Table 4. QDIO Run: Inbound 8992 MTU
Client-Server Pairs Run ID | 1 QJI11 | 2 QJI21 | 3 QJI31 | 4 QJI41 |
---|---|---|---|---|
MB/sec (workload driver) MB/sec (monitor) | 34.6 35.07 | 44.68 45.12 | 44.72 45.20 | 44.61 45.07 |
TCPIP CPU Utilization TCPIP total CPU msec/MB TCPIP virtual CPU msec/MB TCPIP CP CPU msec/MB | 77.3 22.4 14.8 7.5 | 92.7 20.7 13.3 7.5 | 91.3 20.4 12.8 7.6 | 91.3 20.5 12.9 7.6 |
OSA_c_CPU (pstats) OSA_c_PCI (pstats) OSA_s_CPU (pstats) OSA_s_PCI (pstats) | 18 51 10 52 | 23 63 10 63 | 21 65 8 63 | 20 64 7 63 |
FpspSize FpspInUse | 421 152 | 421 184 | 421 168 | 421 167 |
ioInOctets/ioDirectRead ioOutOctets/ioDirectWrite | 15888 84 | 16177 105 | 15304 129 | 14872 152 |
ioDirect Reads/MB ioDirectWrites/MB QDIOpolls/MB ioPCI/MB | 66.7 28.6 81.7 35.9 | 65.4 17.0 59.5 28.3 | 69.2 11.0 51.5 25.5 | 71.1 8.3 49.8 24.7 |
MB/sec (workload driver) MB/sec (monitor) | 1.000 1.000 | 1.291 1.287 | 1.292 1.289 | 1.289 1.285 |
TCPIP CPU Utilization TCPIP total CPU msec/MB TCPIP virtual CPU msec/MB TCPIP CP CPU msec/MB | 1.000 1.000 1.000 1.000 | 1.199 0.924 0.899 1.000 | 1.181 0.911 0.865 1.013 | 1.181 0.915 0.872 1.013 |
OSA_c_CPU (pstats) OSA_c_PCI (pstats) OSA_s_CPU (pstats) OSA_s_PCI (pstats) | 1.000 1.000 1.000 1.000 | 1.278 1.235 1.000 1.212 | 1.167 1.275 0.800 1.212 | 1.111 1.255 0.700 1.212 |
FpspSize FpspInUse | 1.000 1.000 | 1.000 1.211 | 1.000 1.105 | 1.000 1.099 |
ioInOctets/ioDirectRead ioOutOctets/ioDirectWrite | 1.000 1.000 | 1.018 1.250 | 0.963 1.536 | 0.936 1.810 |
ioDirect Reads/MB ioDirectWrites/MB QDIOpolls/MB ioPCI/MB | 1.000 1.000 1.000 1.000 | 0.981 0.594 0.728 0.788 | 1.037 0.385 0.630 0.710 | 1.066 0.290 0.610 0.688 |
Note: Gigabit Ethernet; 9672-ZZ7; z/VM 3.1.0 with 31-bit CP; TCP/IP 3A0; databufferpoolsize 32760; databufferlimits 10 10 |
A single client with 8992 MTU has the same low throughput and utilization characteristics as the 1500 MTU case, although not as pronounced.
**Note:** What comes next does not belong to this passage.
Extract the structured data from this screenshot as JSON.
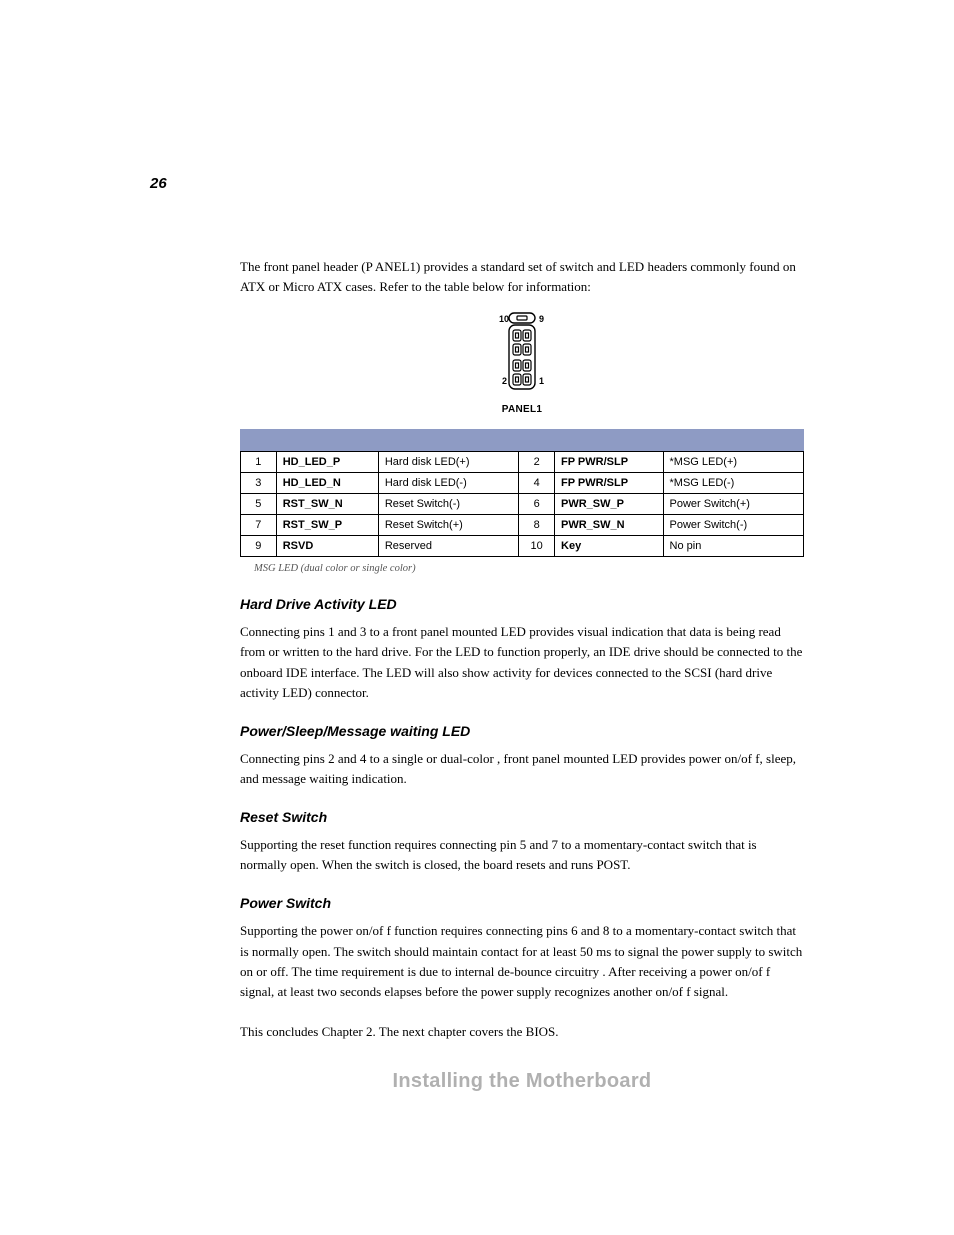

The maximum throughput was essentially reached at two clients. Also, note that the TCPIP CPU utilization never goes higher after 2 clients.
Footnotes:
- 1
- ioInOctets and ioOutOctets are found in the TCP/IP Application Monitor Data, sub-record x'00'. The description for these, and all other data found in the TCP/IP Application Monitor Data, can be found in the z/VM: Performance book, Appendix F.
- 2
- This is described in Chapter 6 of the Performance and Reporting Facility User's Guide and Reference.
- 3
- This service, new to TCP/IP Level 3A0, provides a new storage pool of 4K pages that have been locked by Diagnose 98. QDIO uses the FPSM to provide a cache of locked pages for fast I/O buffer management. Since the typical QDIO data transfer is faster than traditional I/O, the active life of a data buffer is short lived, thereby causing the same buffers to be quickly reused for the next data transfer. A new optional statement in the TCP/IP configuration file called FIXEDPAGESTORAGEPOOL can be used to manually tune the FPSM.